There are several takeaways from the above graphs.
1. Average order amount seems to have high variance across all time periods and employees, meaning it is a metric highly dependent on chance and thus not a good metric to determine employee effectiveness.
2. The order amount has a strong correlation with total sales (*r=0.93*) and hence is a good metric for determining the effectiveness of an employee and thus should be the metric we most want to encourage in the employees.
3. While average order amount has high variance, it still correlates with total sales with value of *r=0.33* and should also rewarded, albeit to a lesser degree.

## Running Total of Monthly Sales
Now that we have some useful insight on individual employee performance, we can look at changes that are more macroscopic level. Let's start by creating a running total of monthly sales to track the companies progress. 

In [None]:
%%sql
WITH monthly_sales AS (
    SELECT  DATE_TRUNC('month', o.order_date) AS month,
            SUM(od.quantity * od.unit_price) AS total_sales
    FROM orders o
    JOIN order_details od ON o.order_id = od.order_id
    GROUP BY month
)

SELECT  month,
        ROUND(total_sales::numeric, 2),
        ROUND(SUM(total_sales) OVER(ORDER BY month
                                    ROWS BETWEEN UNBOUNDED PRECEDING AND CURRENT ROW)::numeric, 2) AS running_total
FROM monthly_sales;

## Month by Month Sale Growth
It would be useful to see these month by month sales figures as represented in the change between each month.

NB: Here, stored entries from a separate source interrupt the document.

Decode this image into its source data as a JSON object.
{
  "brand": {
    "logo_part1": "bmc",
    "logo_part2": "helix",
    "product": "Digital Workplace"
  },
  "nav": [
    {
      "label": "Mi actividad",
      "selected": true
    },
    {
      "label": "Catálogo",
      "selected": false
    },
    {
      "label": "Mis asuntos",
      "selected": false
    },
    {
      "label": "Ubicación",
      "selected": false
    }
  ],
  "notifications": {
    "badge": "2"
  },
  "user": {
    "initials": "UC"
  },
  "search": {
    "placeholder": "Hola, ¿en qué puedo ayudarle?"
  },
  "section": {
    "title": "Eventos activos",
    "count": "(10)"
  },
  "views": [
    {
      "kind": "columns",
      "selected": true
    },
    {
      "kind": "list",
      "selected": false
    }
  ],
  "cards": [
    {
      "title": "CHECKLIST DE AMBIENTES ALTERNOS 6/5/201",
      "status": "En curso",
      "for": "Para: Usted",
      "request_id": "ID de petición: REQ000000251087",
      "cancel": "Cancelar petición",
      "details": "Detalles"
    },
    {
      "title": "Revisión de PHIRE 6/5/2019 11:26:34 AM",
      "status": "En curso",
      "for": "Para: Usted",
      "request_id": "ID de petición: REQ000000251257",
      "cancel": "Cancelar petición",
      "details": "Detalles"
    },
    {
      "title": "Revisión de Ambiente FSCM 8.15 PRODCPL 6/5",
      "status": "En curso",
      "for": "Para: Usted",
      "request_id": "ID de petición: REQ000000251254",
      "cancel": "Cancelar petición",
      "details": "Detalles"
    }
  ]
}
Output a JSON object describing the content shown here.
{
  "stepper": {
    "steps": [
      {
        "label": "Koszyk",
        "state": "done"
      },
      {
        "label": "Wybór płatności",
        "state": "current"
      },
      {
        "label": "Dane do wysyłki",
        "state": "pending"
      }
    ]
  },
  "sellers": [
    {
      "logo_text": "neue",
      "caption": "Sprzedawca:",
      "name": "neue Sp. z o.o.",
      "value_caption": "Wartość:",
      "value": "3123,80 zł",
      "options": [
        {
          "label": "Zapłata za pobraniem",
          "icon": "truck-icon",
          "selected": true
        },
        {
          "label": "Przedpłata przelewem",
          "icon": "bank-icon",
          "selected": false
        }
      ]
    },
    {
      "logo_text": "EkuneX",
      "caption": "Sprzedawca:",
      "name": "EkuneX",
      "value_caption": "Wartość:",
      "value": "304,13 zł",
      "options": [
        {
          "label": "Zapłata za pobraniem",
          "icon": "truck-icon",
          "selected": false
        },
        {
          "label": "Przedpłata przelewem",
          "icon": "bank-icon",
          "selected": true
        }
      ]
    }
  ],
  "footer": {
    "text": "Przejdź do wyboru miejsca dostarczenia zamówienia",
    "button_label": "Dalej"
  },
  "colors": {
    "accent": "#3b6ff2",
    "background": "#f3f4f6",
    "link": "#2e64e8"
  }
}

To do this, we're going to calculate the percentage change each month as compared to its previous month. 

In [None]:
%%sql
WITH monthly_sales AS (
    SELECT  DATE_TRUNC('month', o.order_date) AS month,
            SUM(od.quantity * od.unit_price) AS total_sales
    FROM orders o
    JOIN order_details od ON o.order_id = od.order_id
    GROUP BY month
),
monthly_sales_change AS (
    SELECT  month,
            total_sales,
            LAG(total_sales) OVER(ORDER BY month) AS last_month_sales
    FROM monthly_sales
)

SELECT  month,
        '$' || ROUND(total_sales::numeric, 2) AS total_sales,
        ROUND(((total_sales - last_month_sales) / last_month_sales * 100)::numeric, 2) || '%' AS sales_growth_pct
FROM monthly_sales_change;

## Identifying High Value Customers
Now let's change our attention to a different aspect of the business: the customers. We want to identify the top 10 customers that are considered 'high value' in order to target particular promotions and specials towards them. We define 'high value' by the percentage of orders that customer makes that are above the average order value.

In [None]:
%%sql
WITH
customer_sales AS (
    SELECT  c.customer_id,
            c.company_name,
            od.quantity * od.unit_price AS sale_total,
            AVG(od.quantity * od.unit_price) OVER() AS avg_sale_total,
            CASE
                WHEN (od.quantity * od.unit_price) > (AVG(od.quantity * od.unit_price) OVER())
                    THEN 'High'
                ELSE 'Low'
            END AS sale_category
    FROM customers c
    JOIN orders o ON c.customer_id = o.customer_id
    JOIN order_details od ON o.order_id = od.order_id
)

SELECT  company_name,
        (COUNT(sale_category) FILTER(WHERE sale_category = 'High') * 100 / COUNT(sale_category))::numeric AS high_sale_pct
FROM customer_sales
GROUP BY company_name
ORDER BY high_sale_pct DESC
LIMIT 10;

## Tracking Percentage of Sales for each Category
Now let's look at each category of our products to determine what percentage of our sales that category takes up. This will help us to determine which category of products we should be putting more effort into marketing and also help and also help inform our decisions on inventory management.

In [None]:
%%sql
WITH category_sales AS
(SELECT c.category_name,
        SUM(od.quantity * od.unit_price) AS total_sales
    FROM categories c
    JOIN products p ON c.category_id = p.category_id
    JOIN order_details od ON p.product_id = od.product_id
    GROUP BY c.category_name
)

SELECT  category_name,
        ROUND((total_sales / SUM(total_sales) OVER())::numeric * 100, 2) || '%' AS sales_pct
FROM category_sales
ORDER BY total_sales DESC;

## Top Products in each Category
Now let's drill down a bit further into the product performance. Let's find the top three products in terms of sales for each category.

In [None]:
%%sql
WITH product_sales AS 
(SELECT p.product_name,
        c.category_name,
        SUM(od.quantity * od.unit_price) AS total_sales
    FROM products p
    JOIN order_details od ON p.product_id = od.product_id
    JOIN categories c ON p.category_id = c.category_id
    GROUP BY p.product_name, c.category_name
)

SELECT *
FROM (SELECT  product_name,
            category_name,
            ROW_NUMBER() OVER(PARTITION BY category_name
                              ORDER BY total_sales DESC) AS sales_rank
        FROM product_sales) AS ranked_products
WHERE sales_rank <= 3;